State mandates and Sample characteristics
Of the 45 states included in the study, 22 states and DC had passed mandates requiring private insurance plans to cover the full range of colorectal cancer screening tests consistent with ACS guidelines on or before December 31, 2008 (Table ). The analytic sample consisted of 293,626 individuals aged 50-64 years who reported having health insurance coverage (Table ). Respondents were evenly distributed across years (2002 to 2008) and between the sexes (49% male vs. 51% female). Individuals were mostly in the age-groups of 50-54 (40.6%) and 55-59 years (32.8%), were primarily White, non-Hispanic (79.1%), had college or some college degrees (65.8%), and in higher- and middle-household income groups (≥$50,000: 50.8%, 25,000 to ≤50,000: 23.6%).
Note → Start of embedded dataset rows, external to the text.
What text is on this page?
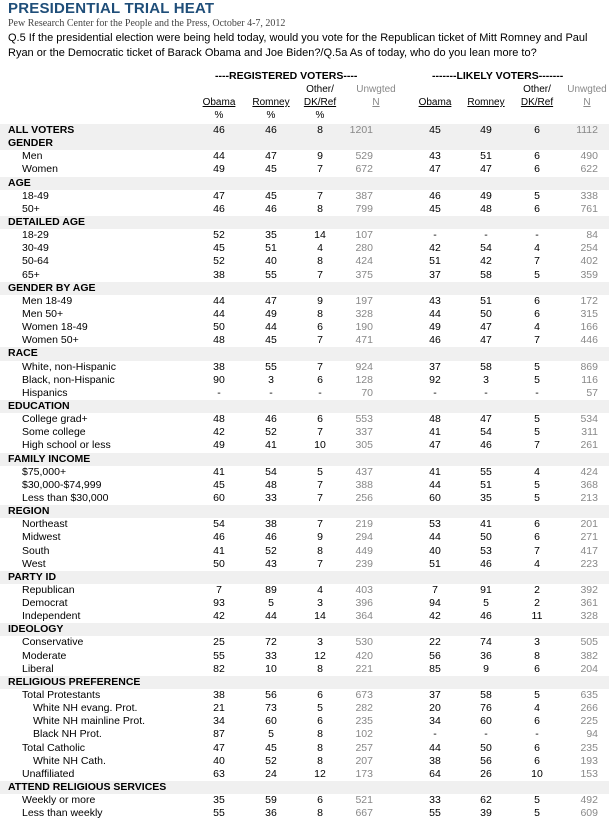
PRESIDENTIAL TRIAL HEAT
Pew Research Center for the People and the Press, October 4-7, 2012
Q.5 If the presidential election were being held today, would you vote for the Republican ticket of Mitt Romney and Paul Ryan or the Democratic ticket of Barack Obama and Joe Biden?/Q.5a As of today, who do you lean more to?
----REGISTERED VOTERS----	-------LIKELY VOTERS-------
Other/	Unwgted
Obama	Romney	DK/Ref	N
%	%	%
Other/	Unwgted
Obama	Romney	DK/Ref	N
ALL VOTERS	46	46	8	1201	45	49	6	1112
GENDER
Men	44	47	9	529	43	51	6	490
Women	49	45	7	672	47	47	6	622
AGE
18-49	47	45	7	387	46	49	5	338
50+	46	46	8	799	45	48	6	761
DETAILED AGE
18-29	52	35	14	107	-	-	-	84
30-49	45	51	4	280	42	54	4	254
50-64	52	40	8	424	51	42	7	402
65+	38	55	7	375	37	58	5	359
GENDER BY AGE
Men 18-49	44	47	9	197	43	51	6	172
Men 50+	44	49	8	328	44	50	6	315
Women 18-49	50	44	6	190	49	47	4	166
Women 50+	48	45	7	471	46	47	7	446
RACE
White, non-Hispanic	38	55	7	924	37	58	5	869
Black, non-Hispanic	90	3	6	128	92	3	5	116
Hispanics	-	-	-	70	-	-	-	57
EDUCATION
College grad+	48	46	6	553	48	47	5	534
Some college	42	52	7	337	41	54	5	311
High school or less	49	41	10	305	47	46	7	261
FAMILY INCOME
$75,000+	41	54	5	437	41	55	4	424
$30,000-$74,999	45	48	7	388	44	51	5	368
Less than $30,000	60	33	7	256	60	35	5	213
REGION
Northeast	54	38	7	219	53	41	6	201
Midwest	46	46	9	294	44	50	6	271
South	41	52	8	449	40	53	7	417
West	50	43	7	239	51	46	4	223
PARTY ID
Republican	7	89	4	403	7	91	2	392
Democrat	93	5	3	396	94	5	2	361
Independent	42	44	14	364	42	46	11	328
IDEOLOGY
Conservative	25	72	3	530	22	74	3	505
Moderate	55	33	12	420	56	36	8	382
Liberal	82	10	8	221	85	9	6	204
RELIGIOUS PREFERENCE
Total Protestants	38	56	6	673	37	58	5	635
White NH evang. Prot.	21	73	5	282	20	76	4	266
White NH mainline Prot.	34	60	6	235	34	60	6	225
Black NH Prot.	87	5	8	102	-	-	-	94
Total Catholic	47	45	8	257	44	50	6	235
White NH Cath.	40	52	8	207	38	56	6	193
Unaffiliated	63	24	12	173	64	26	10	153
ATTEND RELIGIOUS SERVICES
Weekly or more	35	59	6	521	33	62	5	492
Less than weekly	55	36	8	667	55	39	5	609
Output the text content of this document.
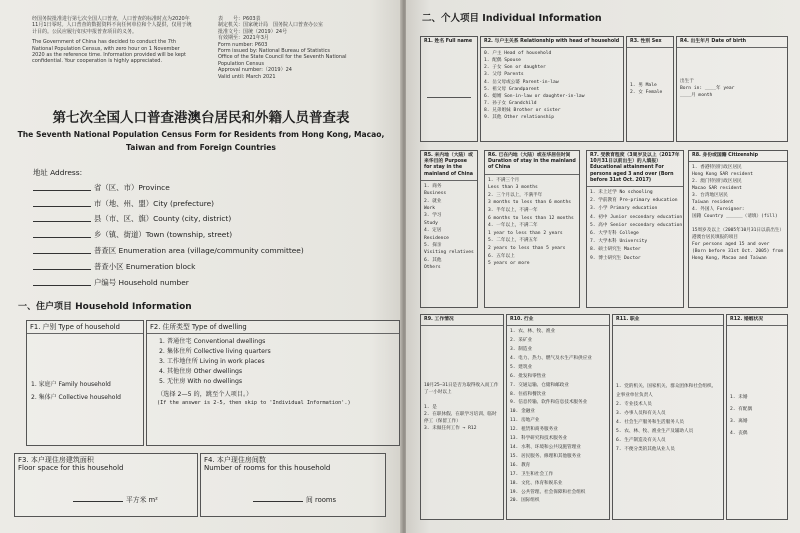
经国务院批准进行第七次全国人口普查，人口普查的标准时点为2020年11月1日零时。人口普查的数据资料不向任何单位和个人提供，仅用于统计目的。公民应履行如实申报普查项目的义务。

The Government of China has decided to conduct the 7th National Population Census, with zero hour on 1 November 2020 as the reference time. Information provided will be kept confidential. Your cooperation is highly appreciated.

表　　号：P603表
制定机关：国家统计局　国务院人口普查办公室
批准文号：国统（2019）24号
有效期至：2021年3月
Form number: P603
Form issued by: National Bureau of Statistics
Office of the State Council for the Seventh National
Population Census
Approval number:（2019）24
Valid until: March 2021
第七次全国人口普查港澳台居民和外籍人员普查表
The Seventh National Population Census Form for Residents from Hong Kong, Macao, Taiwan and from Foreign Countries
地址 Address:
省（区、市）Province
市（地、州、盟）City (prefecture)
县（市、区、旗）County (city, district)
乡（镇、街道）Town (township, street)
普查区 Enumeration area (village/community committee)
普查小区 Enumeration block
户编号 Household number
一、住户项目 Household Information
F1. 户别 Type of household
1. 家庭户 Family household
2. 集体户 Collective household
F2. 住所类型 Type of dwelling
1. 普通住宅 Conventional dwellings
2. 集体住所 Collective living quarters
3. 工作地住所 Living in work places
4. 其他住房 Other dwellings
5. 无住房 With no dwellings
（选择 2—5 的，跳至个人项目。）
(If the answer is 2-5, then skip to 'Individual Information'.)
F3. 本户现住房建筑面积
Floor space for this household
平方米 m²
F4. 本户现住房间数
Number of rooms for this household
间 rooms
二、个人项目 Individual Information
R1. 姓名 Full name	R2. 与户主关系 Relationship with head of household
0. 户主 Head of household
1. 配偶 Spouse
2. 子女 Son or daughter
3. 父母 Parents
4. 岳父母或公婆 Parent-in-law
5. 祖父母 Grandparent
6. 媳婿 Son-in-law or daughter-in-law
7. 孙子女 Grandchild
8. 兄弟姐妹 Brother or sister
9. 其他 Other relationship
R3. 性别 Sex
1. 男 Male
2. 女 Female
R4. 出生年月 Date of birth
出生于
Born in: ____年 year
____月 month
R5. 来内地（大陆）或来华目的 Purpose for stay in the mainland of China
1. 商务
Business
2. 就业
Work
3. 学习
Study
4. 定居
Residence
5. 探亲
Visiting relatives
6. 其他
Others
R6. 已在内地（大陆）或在华居住时间 Duration of stay in the mainland of China
1. 不满三个月
Less than 3 months
2. 三个月以上，不满半年
3 months to less than 6 months
3. 半年以上，不满一年
6 months to less than 12 months
4. 一年以上，不满二年
1 year to less than 2 years
5. 二年以上，不满五年
2 years to less than 5 years
6. 五年以上
5 years or more
R7. 受教育程度（3周岁及以上（2017年10月31日以前出生）的人填报）Educational attainment For persons aged 3 and over (Born before 31st Oct. 2017)
1. 未上过学 No schooling
2. 学前教育 Pre-primary education
3. 小学 Primary education
4. 初中 Junior secondary education
5. 高中 Senior secondary education
6. 大学专科 College
7. 大学本科 University
8. 硕士研究生 Master
9. 博士研究生 Doctor
R8. 身份或国籍 Citizenship
1. 香港特别行政区居民
Hong Kong SAR resident
2. 澳门特别行政区居民
Macao SAR resident
3. 台湾地区居民
Taiwan resident
4. 外国人 Foreigner:
国籍 Country ______（请填）(fill)

15周岁及以上（2005年10月31日以前出生）港澳台居民填报的项目
For persons aged 15 and over (Born before 31st Oct. 2005) from Hong Kong, Macao and Taiwan
R9. 工作情况
10月25—31日是否为取得收入而工作了一小时以上

1. 是
2. 在职休假、在职学习培训、临时停工（保留工作）
3. 未做任何工作 → R12
R10. 行业
1. 农、林、牧、渔业
2. 采矿业
3. 制造业
4. 电力、热力、燃气及水生产和供应业
5. 建筑业
6. 批发和零售业
7. 交通运输、仓储和邮政业
8. 住宿和餐饮业
9. 信息传输、软件和信息技术服务业
10. 金融业
11. 房地产业
12. 租赁和商务服务业
13. 科学研究和技术服务业
14. 水利、环境和公共设施管理业
15. 居民服务、修理和其他服务业
16. 教育
17. 卫生和社会工作
18. 文化、体育和娱乐业
19. 公共管理、社会保障和社会组织
20. 国际组织
R11. 职业
1. 党的机关、国家机关、群众团体和社会组织、企事业单位负责人
2. 专业技术人员
3. 办事人员和有关人员
4. 社会生产服务和生活服务人员
5. 农、林、牧、渔业生产及辅助人员
6. 生产制造及有关人员
7. 不便分类的其他从业人员
R12. 婚姻状况
1. 未婚
2. 有配偶
3. 离婚
4. 丧偶
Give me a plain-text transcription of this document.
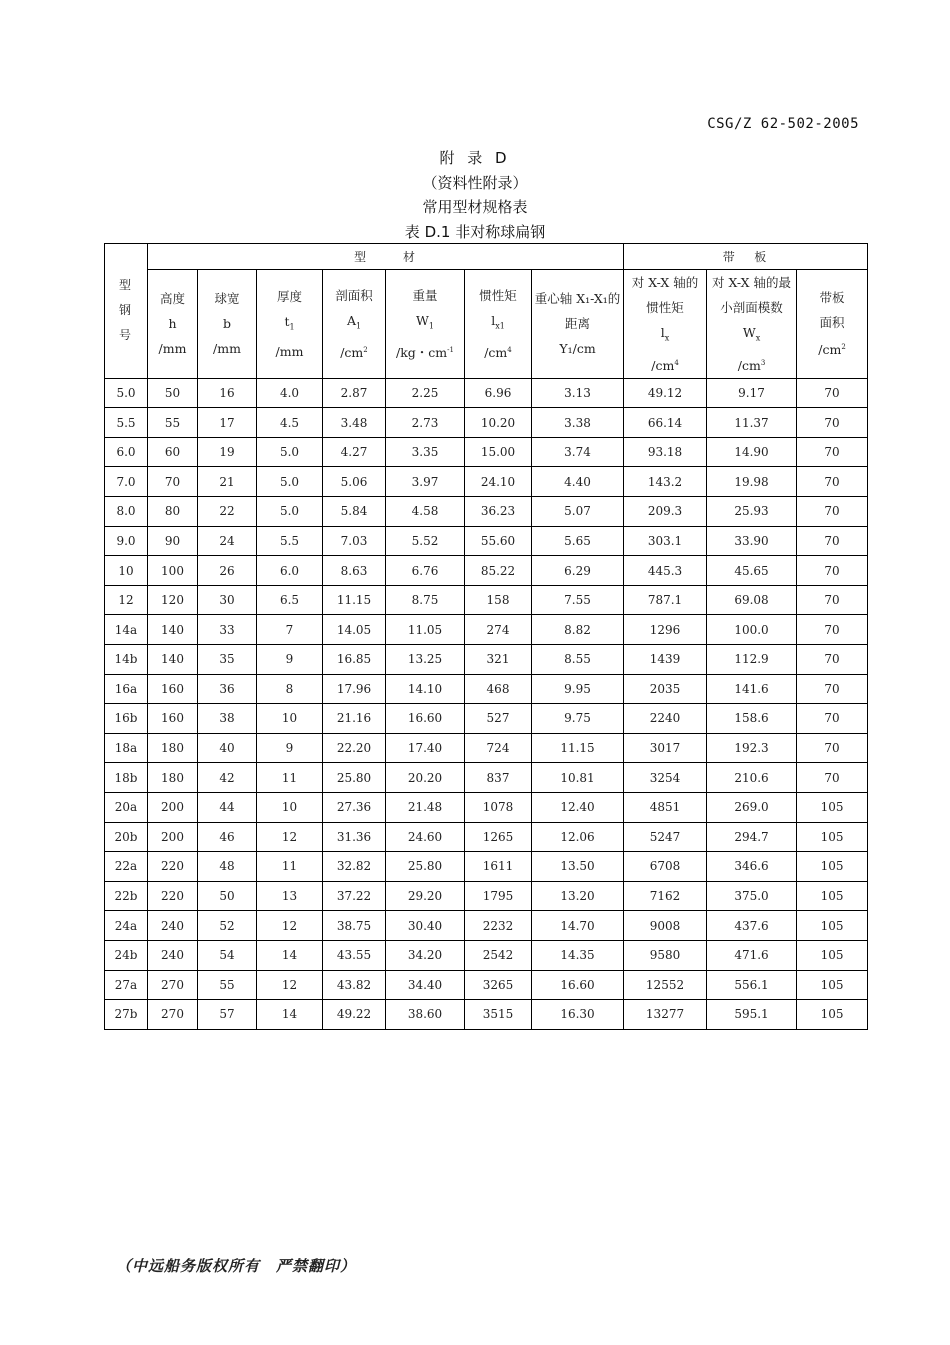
CSG/Z 62-502-2005
附 录 D
（资料性附录）
常用型材规格表
表 D.1 非对称球扁钢
型
钢
号	型      材							带   板		

	高度
h
/mm	球宽
b
/mm	厚度
$t_1$
/mm	剖面积
$A_1$
$/cm^2$	重量
$W_1$
/kg・$cm^{-1}$	惯性矩
$l_{x1}$
$/cm^4$	重心轴 X₁-X₁的
距离
Y₁/cm	对 X-X 轴的
惯性矩
$l_x$
$/cm^4$	对 X-X 轴的最
小剖面模数
$W_x$
$/cm^3$	带板
面积
$/cm^2$

5.0	50	16	4.0	2.87	2.25	6.96	3.13	49.12	9.17	70
5.5	55	17	4.5	3.48	2.73	10.20	3.38	66.14	11.37	70
6.0	60	19	5.0	4.27	3.35	15.00	3.74	93.18	14.90	70
7.0	70	21	5.0	5.06	3.97	24.10	4.40	143.2	19.98	70
8.0	80	22	5.0	5.84	4.58	36.23	5.07	209.3	25.93	70
9.0	90	24	5.5	7.03	5.52	55.60	5.65	303.1	33.90	70
10	100	26	6.0	8.63	6.76	85.22	6.29	445.3	45.65	70
12	120	30	6.5	11.15	8.75	158	7.55	787.1	69.08	70
14a	140	33	7	14.05	11.05	274	8.82	1296	100.0	70
14b	140	35	9	16.85	13.25	321	8.55	1439	112.9	70
16a	160	36	8	17.96	14.10	468	9.95	2035	141.6	70
16b	160	38	10	21.16	16.60	527	9.75	2240	158.6	70
18a	180	40	9	22.20	17.40	724	11.15	3017	192.3	70
18b	180	42	11	25.80	20.20	837	10.81	3254	210.6	70
20a	200	44	10	27.36	21.48	1078	12.40	4851	269.0	105
20b	200	46	12	31.36	24.60	1265	12.06	5247	294.7	105
22a	220	48	11	32.82	25.80	1611	13.50	6708	346.6	105
22b	220	50	13	37.22	29.20	1795	13.20	7162	375.0	105
24a	240	52	12	38.75	30.40	2232	14.70	9008	437.6	105
24b	240	54	14	43.55	34.20	2542	14.35	9580	471.6	105
27a	270	55	12	43.82	34.40	3265	16.60	12552	556.1	105
27b	270	57	14	49.22	38.60	3515	16.30	13277	595.1	105
（中远船务版权所有　严禁翻印）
The majority of respondents reported "better" or "good" health status (81.9%), and were married or members of unmarried couples (74.7%) (Table ). Across states, the percent of the population 50-64 years who were privately insured averaged over 2002-2008 was generally high and ranged from 69% in Arkansas to 88% in Minnesota (data not shown).
| Table 2Descriptive characteristics of US Adults with Health Insurance, aged 50-64 years, surveyed in the period of 2002-2008 |
Impact of state CRC screening mandates on CRC screening utilization in the past year
In unadjusted analyses, having a state CRC screening mandate for at least 1 year was associated with a 0.4% point increase in the probability of flexible sigmoidoscopy or colonoscopy in the past year (OR: 1.03, 95% CI: 0.99, 1.08, p = 0.09) (Table ). Adjustment for state- and year-fixed effects, individual covariates, and state-level proportions of privately insured adults resulted in a stronger mandate effect compared to unadjusted analyses; the probability of CRC screening was 1.4% points higher among individuals residing in states with mandates than those without (17.5% vs. 16.1%, OR: 1.10, 95% CI: 1.02, 1.20, p = 0.02) (Table ). Additionally, we considered the possibility that state mandates require more than one year of implementation to be effective in changing CRC utilization patterns. CRC utilization rates did not differ significantly between respondents in states with laws in place for different time intervals.
| Table 3Impact of Colorectal Cancer Screening coverage mandates on Endoscopy Screening a Use in Past Year among US Adults with Health Insurance aged 50-64 years, 2002-2008 |
The two-way interaction terms between state mandates and demographic- and socioeconomic- variables were not statistically significant; indicating that the effect of mandates did not differ significantly between subgroups of respondents based on their race/ethnicity, education, and household income levels (data not shown). However, linear contrasts of the adjusted probabilities indicated that the effect of mandates was significant and stronger in higher-educated respondents (16.7% vs. 18.3%, contrast: 1.6% points, p = 0.01) but not in lower-educated respondents (15% vs. 15.8%, contrast: 0.8%, p = 0.12). A three-way interaction variable between state mandates, a collapsed two-level version of the household income (low- and middle-income: < $50,000, and high income group: ≥$50,000), and education level (lower-education: less than high school or high school graduate, and higher-education: college graduate or some college graduate) was statistically significant (p < 0.005). Linear contrasts of the adjusted probabilities from the interaction term indicated that among low- and middle-income individuals, the effect of state mandates was positive and significant only among higher-educated individuals (14.4% vs. 17.9%, contrast: 3.5% points, p < 0.001) but not among lower-educated individuals (13.7% vs. 14.1%, contrast: 0.4% points, p = 0.5). Conversely, state mandates resulted in marginally higher CRC utilization rates among lower educated-high income individuals (15.3% vs. 18.0%, contrast: 2.7% points, p < 0.05), but not among high educated-high income individuals (17.9% vs. 19.1%, contrast: 1.2% points, p = 0.12).